Court Opinion

ID: 4931348
Source: CourtListenerOpinion
Date Created: 2021-09-24 01:08:12.263668+00
Date Added: 2024-06-11T08:14:29.498854
License: Public Domain

Kent, J.,
concurred in the result, and submitted the following views: —
I concur in the result, because I consider the case of The Proprietors of the Kennebec Purchase v. Laboree, 2 Maine, 281, as an authority directly in point, and as binding upon the Court. That opinion, evidently, is based upon the fact, that the long continued practice in Massachusetts and in this State has settled the. law here, and not upon the doctrines of-the common law as elsewhere understood. O. J. Mellen, in that case, admits, in effect, that the decision cannot be sustained on the established principles of the common law as understood in England, or in other States of the Union. I think that, upon the general doctrines and analogies of the common law, the presiding Judge was justified *455in giving the directions he did. I do not propose to discuss the question at any length, but to state one or two principles, well established.

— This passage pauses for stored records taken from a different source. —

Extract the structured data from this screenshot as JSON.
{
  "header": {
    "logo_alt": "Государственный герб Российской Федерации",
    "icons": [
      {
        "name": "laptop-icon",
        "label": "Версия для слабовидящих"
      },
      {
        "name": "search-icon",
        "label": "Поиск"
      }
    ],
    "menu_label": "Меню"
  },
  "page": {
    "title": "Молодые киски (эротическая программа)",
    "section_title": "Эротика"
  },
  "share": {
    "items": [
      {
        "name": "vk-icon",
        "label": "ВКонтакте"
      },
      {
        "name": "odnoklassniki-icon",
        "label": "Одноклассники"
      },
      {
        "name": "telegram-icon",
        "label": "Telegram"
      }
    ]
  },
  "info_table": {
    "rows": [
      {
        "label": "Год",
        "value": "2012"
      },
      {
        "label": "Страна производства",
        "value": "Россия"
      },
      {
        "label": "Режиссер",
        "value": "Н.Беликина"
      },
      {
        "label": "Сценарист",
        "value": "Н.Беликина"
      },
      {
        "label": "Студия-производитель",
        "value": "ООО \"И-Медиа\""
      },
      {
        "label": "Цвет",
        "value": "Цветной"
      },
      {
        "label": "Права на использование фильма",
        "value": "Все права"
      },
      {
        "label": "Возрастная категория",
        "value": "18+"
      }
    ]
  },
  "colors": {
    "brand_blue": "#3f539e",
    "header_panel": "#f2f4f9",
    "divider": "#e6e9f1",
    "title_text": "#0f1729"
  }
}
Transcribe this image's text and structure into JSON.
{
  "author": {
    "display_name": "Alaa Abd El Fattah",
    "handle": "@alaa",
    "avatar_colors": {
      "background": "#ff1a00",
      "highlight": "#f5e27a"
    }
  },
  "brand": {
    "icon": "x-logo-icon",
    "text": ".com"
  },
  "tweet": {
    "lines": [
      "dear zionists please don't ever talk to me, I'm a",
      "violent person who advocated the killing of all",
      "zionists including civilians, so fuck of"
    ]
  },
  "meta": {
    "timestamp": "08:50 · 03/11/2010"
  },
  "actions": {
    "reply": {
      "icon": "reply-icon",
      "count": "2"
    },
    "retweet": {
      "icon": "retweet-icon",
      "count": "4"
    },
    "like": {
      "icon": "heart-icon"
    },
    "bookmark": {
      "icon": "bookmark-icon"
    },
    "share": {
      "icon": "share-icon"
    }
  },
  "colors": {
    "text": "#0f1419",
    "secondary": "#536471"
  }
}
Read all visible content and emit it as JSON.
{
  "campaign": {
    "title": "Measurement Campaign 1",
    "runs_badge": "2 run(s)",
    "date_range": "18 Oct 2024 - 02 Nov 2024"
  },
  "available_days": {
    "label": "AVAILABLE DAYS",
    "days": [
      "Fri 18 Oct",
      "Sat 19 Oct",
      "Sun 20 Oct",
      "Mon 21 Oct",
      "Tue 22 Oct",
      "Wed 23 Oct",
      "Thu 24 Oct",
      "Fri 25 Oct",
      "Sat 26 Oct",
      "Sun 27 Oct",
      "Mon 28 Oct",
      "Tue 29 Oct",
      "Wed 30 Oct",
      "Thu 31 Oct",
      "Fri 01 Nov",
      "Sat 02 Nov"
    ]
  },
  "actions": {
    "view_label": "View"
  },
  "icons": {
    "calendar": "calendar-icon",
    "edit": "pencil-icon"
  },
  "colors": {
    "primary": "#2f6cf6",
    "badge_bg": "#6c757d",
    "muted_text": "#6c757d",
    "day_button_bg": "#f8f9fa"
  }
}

The demandant shows a perfect legal title to the land he claims. "Why should he not recover possession of what' he owns in fee? The tenant says he should not recover it. He shows no title by deed, — but he says I have a better title, acquired by disseizin' of the true owner. The issue between the parties is not about present possession, but about the title to the premises. The tenant says he has acquired a title, — not by grant, or by l’ight, but by a long continued wrong. No one doubts that he may thus acquire a title, — or at least such a right as enables him to hold against the real owner. But how is such a right or title acquired? Not by mere possession. It must have been an open, notorious, exclusive and continued possession for twenty years. But this is not.enough. It must have been also adverse to-the title of the true owner. All the other requirements may exist and yet be entirely consistent with an acknowledged possession in another. Possession, however open, exclusive and continued, does not itself import that it was adverse. It may be under a lease verbal or written, or under a life estate, or under a contract to cultivate. Indeed, the law always presumes that every possession is lawful'and under some right. It does not assume that a man is attempting to steal his neighbor’s land, and that he entered upon it without right and holds it as a naked trespasser, and in wrong and adversely to a legal title. This is an affirmative fact to be proved by the tenant, as the foundation of the title, which he sets up.
But it is said the Court and jury may infer that the holding was exclusive, because it is open, and adverse, and continued. And this is the whole question in this case. If this be so, why was this element of adverse holding inserted in the definition. If it is enough to prove the other points, or, if they constitute such disseizin as may represent a perfect title, why not omit the other?
*456An opea and exclusive possession does not justify the presumption that it was also adverse. The presumption is decidedly the other way. How can a jury be justified in inferring the existence of a fact, which cannot necessarily or even fairly be deduced from the facts proved, — which facts, are, at least, as consistent with honest holding in subserviency to some title, as with the assumption that the holding was in wrong and adverse to the true owner ? Why should the true owner be obliged to explain the nature of the holding by his adversary? The tenant, as all agree, is bound to establish the adverse nature of his holding as the very essence of his claim of title. He must establish this as an affirmative fact, either by direct proof of claim in words or by acts from which such adverse holding is fairly established. I do not see how it can reasonably be inferred from mere possession, — however open or exclusive.
There is less reason for so doing since the change of the law, by which parties and persons interested are allowed to testify as to their acts and intentions. Ought a party to be enabled to make out a title or right by adverse seizin, by proving mere actual possession for twenty years, without any other evidence as to the nature and object of his entry and holding, whilst he sits by his counsel, and declines to be examined as a witness ? This, as I understand it, was the fact in the case at bar.